The fears are more than national; they are global in scope, as an economic force field gathers strength from different points.
The August 7 edition of Bloomberg -summed up matters in a tight headline: “World economy edges closer to recession as trade fears spread.” Chief among the rising concerns is that “The escalating trade war between the U.S. and China is nudging the world economy toward its first recession in a decade.” According to Bloomberg, there are increasing investor demands that “politicians and central bankers act fast to change course.”
The US President keeps pressuring the Federal Reserve on interest rates, and just as openly, looks for a weaker dollar.
In the U.S. alone, the recession risk is “much higher than it needs to be and much higher than it was two months ago,” Lawrence Summers, a former U.S. Treasury secretary and a White House economic adviser during the last downturn, told Bloomberg Television.
“You can often play with fire and not have anything untoward happen, but if you do it too much you eventually get burned.”
The article shared that “Summers still sees a less than 50/50 chance that the U.S. enters a recession in the next 12 months. Investors are much more bearish: A closely watched segment of the yield curve, the difference between 10-year and three-month notes, inverted the most since 2007, indicating bets on protracted weakness.”
And as the US economy goes, so does the rest of the world, in a more competitive, more globalized world.
Bloomberg noted, also, that “Morgan Stanley economists predict that if the U.S. puts 25% tariffs on all Chinese imports for four to six months and the country hits back, a global economic contraction is likely within three quarters. The tensions also extend beyond the U.S and China to include Japan and South Korea as well as Britain’s future relationship with the European Union. It is bad news in significant spots; big, influential spots.”
From New Zealand to Thailand to India, Central Banks rush to lower interest rates in efforts to stave off recessionary fears. It’s as if there is a concerted response to the call for interest rate action to stave off pending crises.
To compound matters, the Russians are distancing from the US dollar, and the Chinese allowed its yuan to plummet, with more of the same alleged manipulation to follow.

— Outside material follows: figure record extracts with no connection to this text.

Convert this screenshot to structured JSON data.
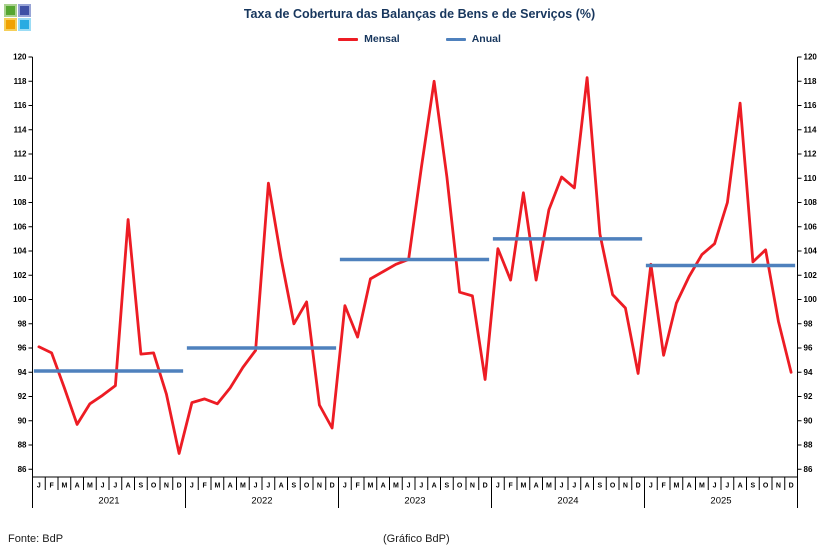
{
  "header": {
    "title": "Taxa de Cobertura das Balanças de Bens e de Serviços (%)",
    "title_color": "#17365d"
  },
  "logo": {
    "squares": [
      {
        "id": "top-left",
        "fill": "#55a630",
        "edge": "#a9d18e"
      },
      {
        "id": "top-right",
        "fill": "#3f51a5",
        "edge": "#98a4d6"
      },
      {
        "id": "bottom-left",
        "fill": "#f0a202",
        "edge": "#f5cf5a"
      },
      {
        "id": "bottom-right",
        "fill": "#29abe2",
        "edge": "#9bdcf5"
      }
    ]
  },
  "footer": {
    "source": "Fonte: BdP",
    "credit": "(Gráfico BdP)"
  },
  "chart_data": {
    "type": "line",
    "title": "Taxa de Cobertura das Balanças de Bens e de Serviços (%)",
    "xlabel": "",
    "ylabel": "",
    "ylim": [
      86,
      120
    ],
    "ytick_step": 2,
    "grid": false,
    "legend_position": "top",
    "axis_color": "#000000",
    "x_categories_months": [
      "J",
      "F",
      "M",
      "A",
      "M",
      "J",
      "J",
      "A",
      "S",
      "O",
      "N",
      "D"
    ],
    "years": [
      "2021",
      "2022",
      "2023",
      "2024",
      "2025"
    ],
    "series": [
      {
        "name": "Mensal",
        "type": "line",
        "color": "#ed1c24",
        "values": [
          96.1,
          95.6,
          92.7,
          89.7,
          91.4,
          92.1,
          92.9,
          106.6,
          95.5,
          95.6,
          92.2,
          87.3,
          91.5,
          91.8,
          91.4,
          92.7,
          94.4,
          95.8,
          109.6,
          103.4,
          98.0,
          99.8,
          91.3,
          89.4,
          99.5,
          96.9,
          101.7,
          102.3,
          102.9,
          103.3,
          110.9,
          118.0,
          110.1,
          100.6,
          100.3,
          93.4,
          104.2,
          101.6,
          108.8,
          101.6,
          107.4,
          110.1,
          109.2,
          118.3,
          105.4,
          100.4,
          99.3,
          93.9,
          102.9,
          95.4,
          99.7,
          101.9,
          103.7,
          104.6,
          108.0,
          116.2,
          103.1,
          104.1,
          98.2,
          94.0
        ]
      },
      {
        "name": "Anual",
        "type": "annual-average-segments",
        "color": "#4f81bd",
        "values": [
          94.1,
          96.0,
          103.3,
          105.0,
          102.8
        ]
      }
    ]
  }
}
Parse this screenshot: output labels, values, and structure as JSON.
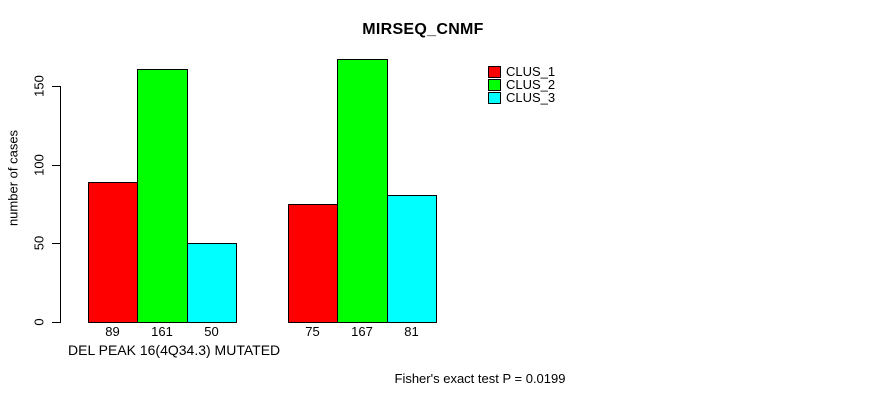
{
  "title": "MIRSEQ_CNMF",
  "y_axis": {
    "label": "number of cases",
    "tick_labels": [
      "0",
      "50",
      "100",
      "150"
    ]
  },
  "x_axis": {
    "label": "DEL PEAK 16(4Q34.3) MUTATED"
  },
  "annotation": "Fisher's exact test P = 0.0199",
  "legend": {
    "items": [
      {
        "label": "CLUS_1",
        "color": "#ff0000"
      },
      {
        "label": "CLUS_2",
        "color": "#00ff00"
      },
      {
        "label": "CLUS_3",
        "color": "#00ffff"
      }
    ]
  },
  "chart_data": {
    "type": "bar",
    "title": "MIRSEQ_CNMF",
    "xlabel": "DEL PEAK 16(4Q34.3) MUTATED",
    "ylabel": "number of cases",
    "annotation": "Fisher's exact test P = 0.0199",
    "group_count": 2,
    "series": [
      {
        "name": "CLUS_1",
        "color": "#ff0000",
        "values": [
          89,
          75
        ]
      },
      {
        "name": "CLUS_2",
        "color": "#00ff00",
        "values": [
          161,
          167
        ]
      },
      {
        "name": "CLUS_3",
        "color": "#00ffff",
        "values": [
          50,
          81
        ]
      }
    ],
    "bar_value_labels": [
      [
        "89",
        "161",
        "50"
      ],
      [
        "75",
        "167",
        "81"
      ]
    ],
    "yticks": [
      0,
      50,
      100,
      150
    ],
    "ylim": [
      0,
      175
    ],
    "grid": false,
    "legend_position": "right",
    "bar_borders": "black"
  }
}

An added complication is the U.S. Treasury’s decision this week to label China a currency manipulator after China allowed the yuan to weaken past 7 against the dollar for the first time since 2008.
“With no end in sight, there are significant downside risks to our forecasts for U.S. and global growth,” Bank of America Corp. economists warned clients this week. “If the trade war escalates — this could include a more explicit currency war — uncertainty would be considerably higher and financial conditions much tighter.” As always, a lot depends on consumer and corporate confidence.
Meanwhile, the British grapple with Brexit with no clear path finalized. And the Straits of Hormuz remain subject to the spark that could unleash the unthinkable and the strangling.
There is a gathering storm: trade wars, fears of wars, routs in the major market indexes, negative bond yield territory, and the stampede towards time-favored recession safe harbors are all ominous signs. With gold whipsawing in the $1500 per oz. range worries over a global slowdown multiply.
Still, Guyana fiddles along consumed by its power priorities. Warning indicators take a distant backseat. There are more important things in the domestic world that shove those out of consideration; things like politics, who will have the power, and who will control the money. The world doesn’t turn here.